The competition for acquisition-rehabilitation deals of tax-credit properties is more intense than ever, according to panelists from “The Nuts and Bolts of Acquisition Rehab,” at the recent AHF Live conference.
Sellers are dictating terms, “and a lot of those terms deal with how quickly you can close,” said Mark Ragsdale of PNC MultiFamily Capital.
A strong transaction team featuring a financial adviser and attorney experienced in Department of Housing and Urban Development (HUD) programs is essential for quick transactions, panelists said. “You could hold up a deal if you don’t understand the HUD process for the transfer and renewal of Sec. 8 contracts,” said Ragsdale.
Market-rate developers looking to add value and mark-up rents are squeezing out affordable housing developers in strong markets, according to panelists. Panel moderator Stephen O’Connor, senior vice president with affordable housing REIT Community Development Trust, was recently involved in a heated bidding process where the seller eliminated anyone using tax credits or bonds.
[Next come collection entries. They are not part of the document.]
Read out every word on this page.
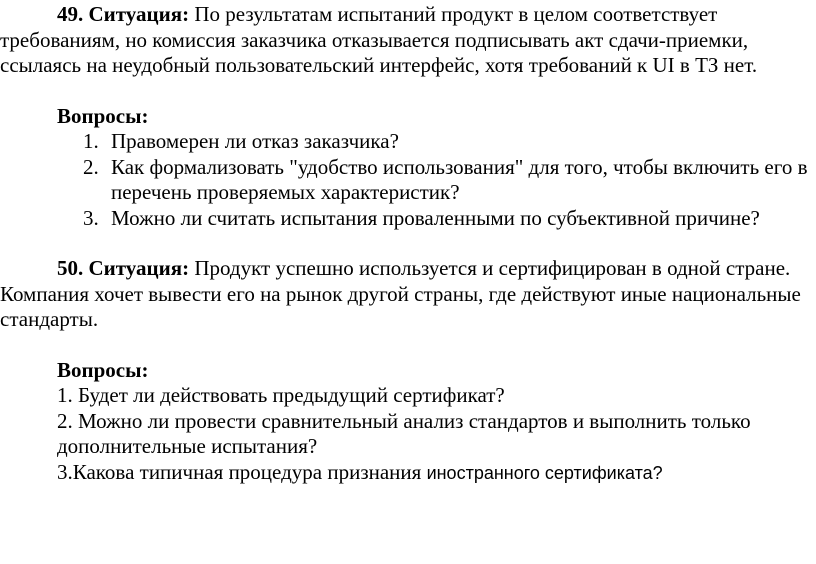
49. Ситуация: По результатам испытаний продукт в целом соответствует требованиям, но комиссия заказчика отказывается подписывать акт сдачи-приемки, ссылаясь на неудобный пользовательский интерфейс, хотя требований к UI в ТЗ нет.

Вопросы:

1. Правомерен ли отказ заказчика?
2. Как формализовать "удобство использования" для того, чтобы включить его в перечень проверяемых характеристик?
3. Можно ли считать испытания проваленными по субъективной причине?

50. Ситуация: Продукт успешно используется и сертифицирован в одной стране. Компания хочет вывести его на рынок другой страны, где действуют иные национальные стандарты.

Вопросы:

1. Будет ли действовать предыдущий сертификат?

2. Можно ли провести сравнительный анализ стандартов и выполнить только дополнительные испытания?

3.Какова типичная процедура признания иностранного сертификата?
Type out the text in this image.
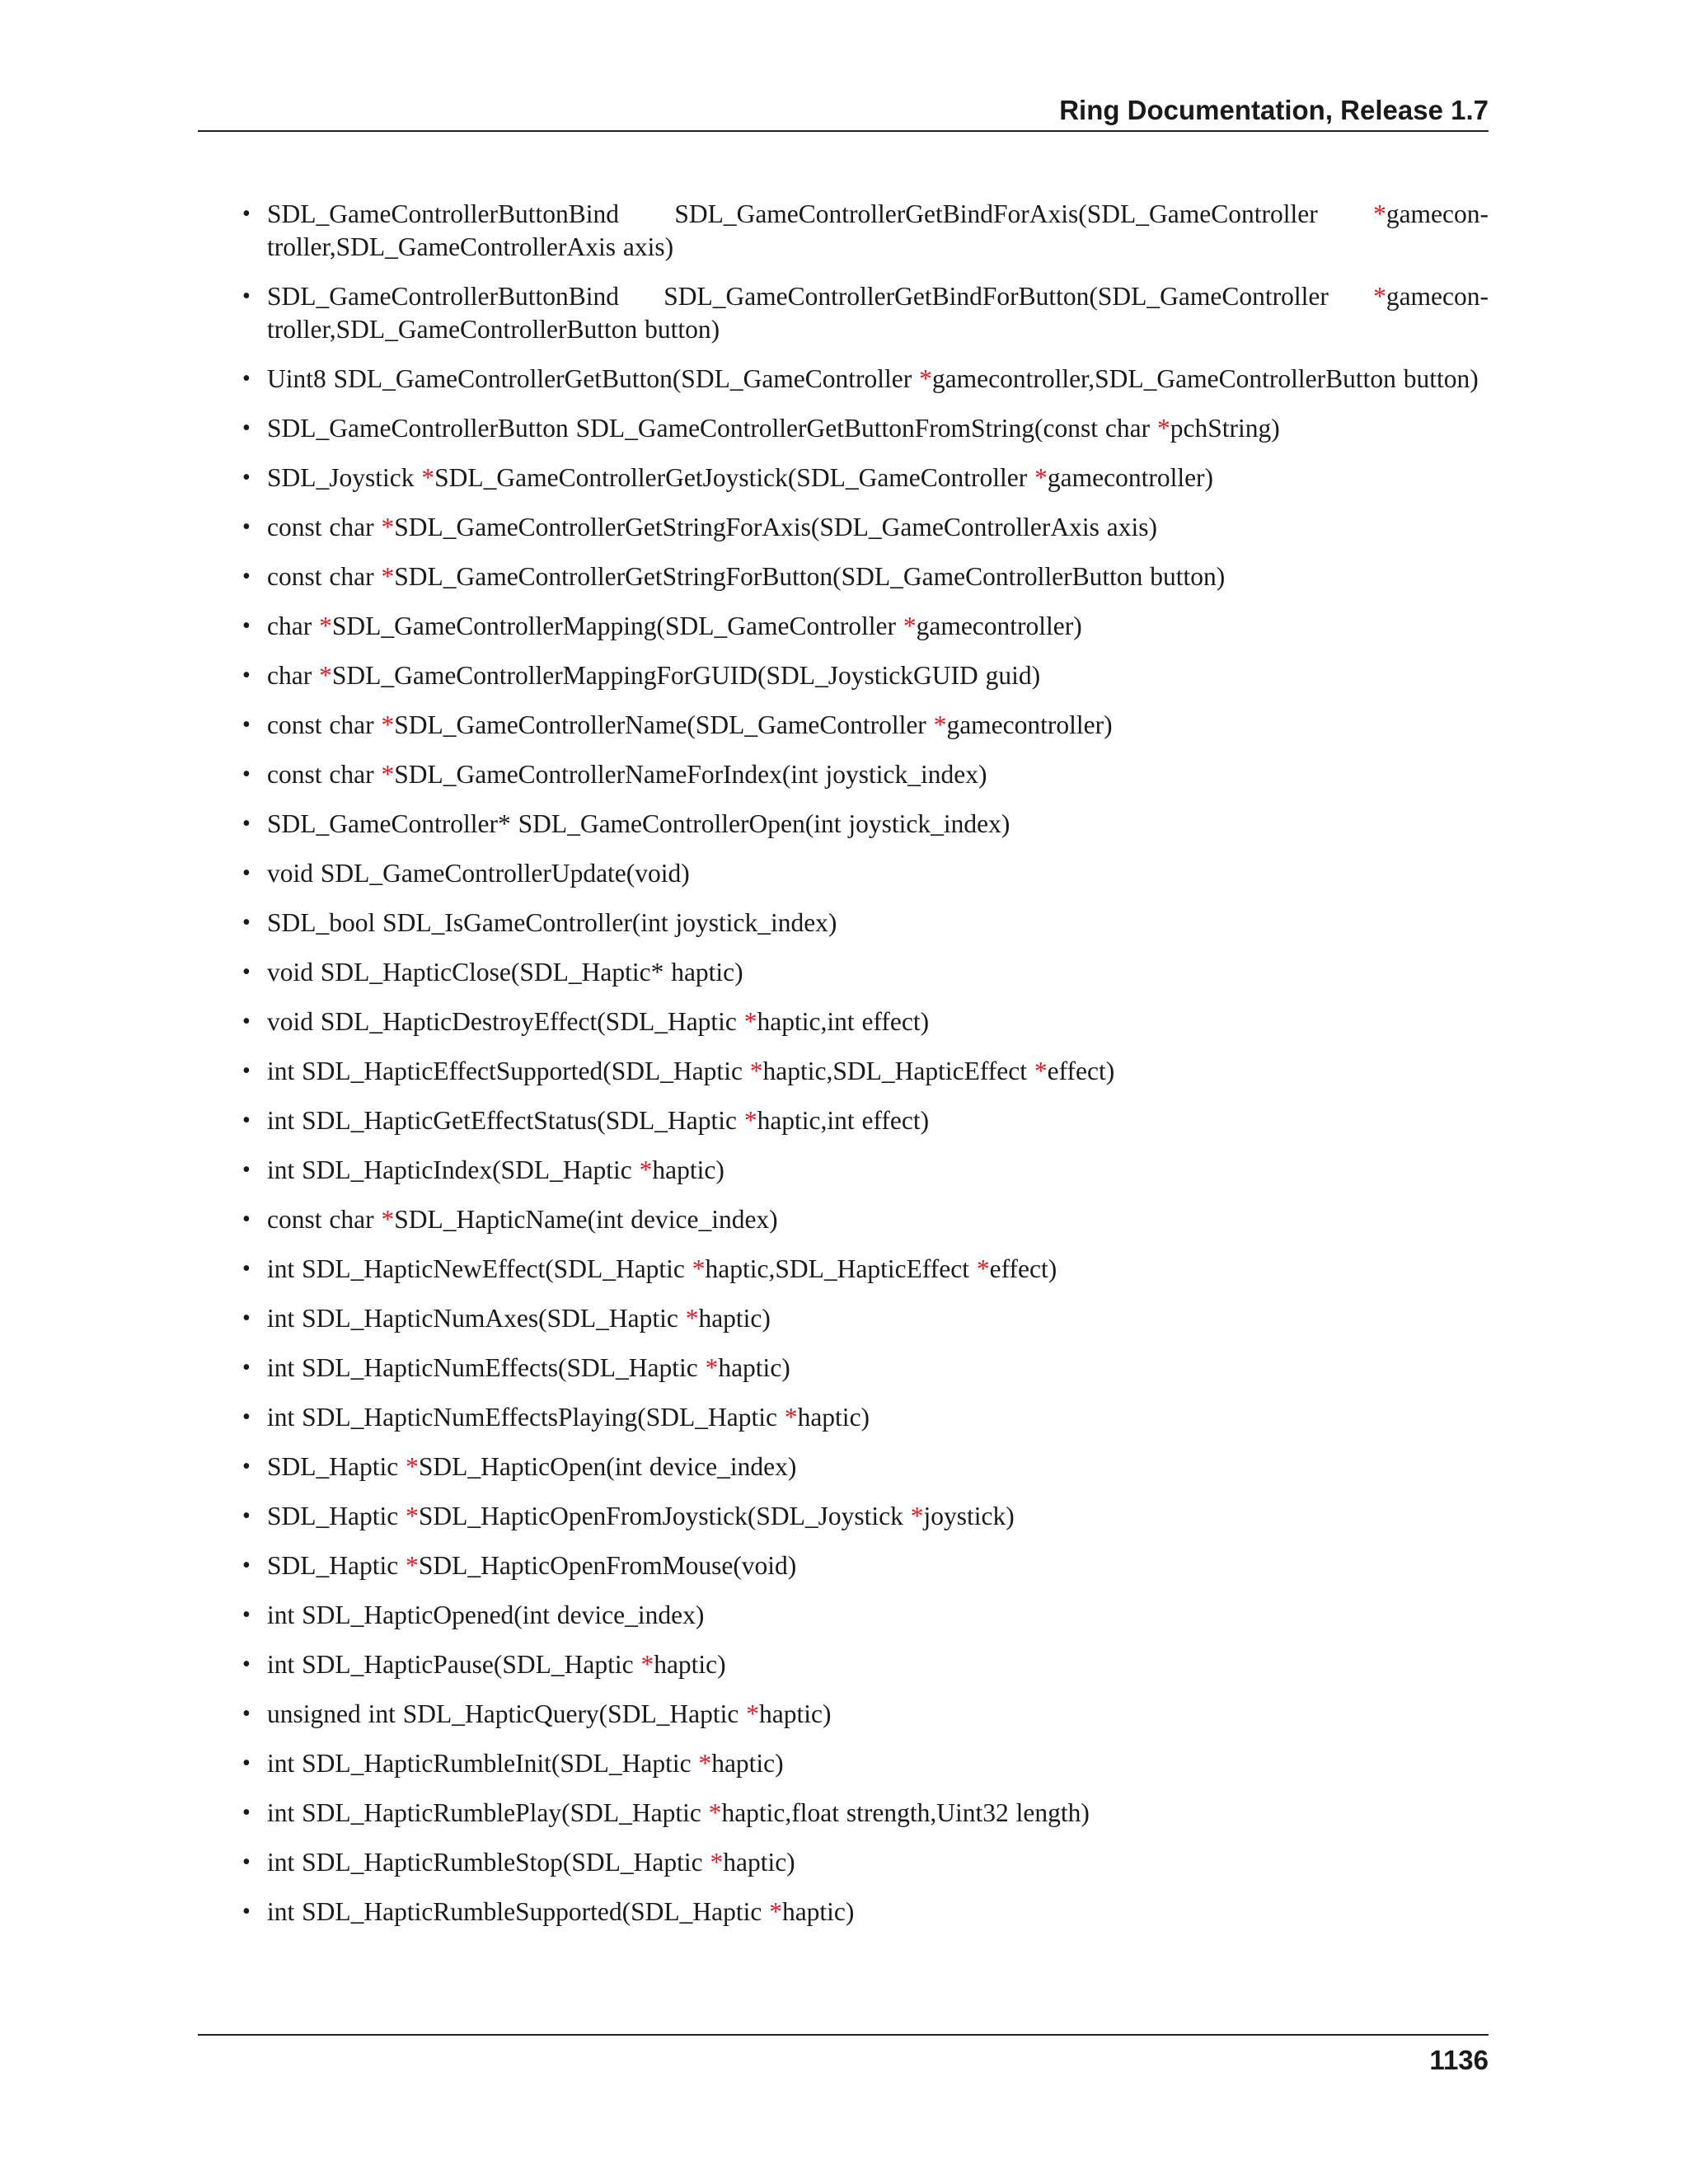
Ring Documentation, Release 1.7
• SDL_GameControllerButtonBind SDL_GameControllerGetBindForAxis(SDL_GameController *gamecon-troller,SDL_GameControllerAxis axis)
• SDL_GameControllerButtonBind SDL_GameControllerGetBindForButton(SDL_GameController *gamecon-troller,SDL_GameControllerButton button)
• Uint8 SDL_GameControllerGetButton(SDL_GameController *gamecontroller,SDL_GameControllerButton button)
• SDL_GameControllerButton SDL_GameControllerGetButtonFromString(const char *pchString)
• SDL_Joystick *SDL_GameControllerGetJoystick(SDL_GameController *gamecontroller)
• const char *SDL_GameControllerGetStringForAxis(SDL_GameControllerAxis axis)
• const char *SDL_GameControllerGetStringForButton(SDL_GameControllerButton button)
• char *SDL_GameControllerMapping(SDL_GameController *gamecontroller)
• char *SDL_GameControllerMappingForGUID(SDL_JoystickGUID guid)
• const char *SDL_GameControllerName(SDL_GameController *gamecontroller)
• const char *SDL_GameControllerNameForIndex(int joystick_index)
• SDL_GameController* SDL_GameControllerOpen(int joystick_index)
• void SDL_GameControllerUpdate(void)
• SDL_bool SDL_IsGameController(int joystick_index)
• void SDL_HapticClose(SDL_Haptic* haptic)
• void SDL_HapticDestroyEffect(SDL_Haptic *haptic,int effect)
• int SDL_HapticEffectSupported(SDL_Haptic *haptic,SDL_HapticEffect *effect)
• int SDL_HapticGetEffectStatus(SDL_Haptic *haptic,int effect)
• int SDL_HapticIndex(SDL_Haptic *haptic)
• const char *SDL_HapticName(int device_index)
• int SDL_HapticNewEffect(SDL_Haptic *haptic,SDL_HapticEffect *effect)
• int SDL_HapticNumAxes(SDL_Haptic *haptic)
• int SDL_HapticNumEffects(SDL_Haptic *haptic)
• int SDL_HapticNumEffectsPlaying(SDL_Haptic *haptic)
• SDL_Haptic *SDL_HapticOpen(int device_index)
• SDL_Haptic *SDL_HapticOpenFromJoystick(SDL_Joystick *joystick)
• SDL_Haptic *SDL_HapticOpenFromMouse(void)
• int SDL_HapticOpened(int device_index)
• int SDL_HapticPause(SDL_Haptic *haptic)
• unsigned int SDL_HapticQuery(SDL_Haptic *haptic)
• int SDL_HapticRumbleInit(SDL_Haptic *haptic)
• int SDL_HapticRumblePlay(SDL_Haptic *haptic,float strength,Uint32 length)
• int SDL_HapticRumbleStop(SDL_Haptic *haptic)
• int SDL_HapticRumbleSupported(SDL_Haptic *haptic)
1136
In such an environment, “free money” may not be the best way to go, said Michael McGovern of Associated Bank. Developers could wait for more than a year to procure funds from the Federal Home Loan Bank’s Affordable Housing Program, for instance, testing a seller’s patience
Knowing the HUD programs that apply to the property is the most important consideration. “Look at what HUD Sec. 8 rules apply. Can I get a rent increase?” said Laura Burns of Eagle Point Enterprises. “If we were marking up to market, we wouldn’t close a deal unless we had HUD approval.”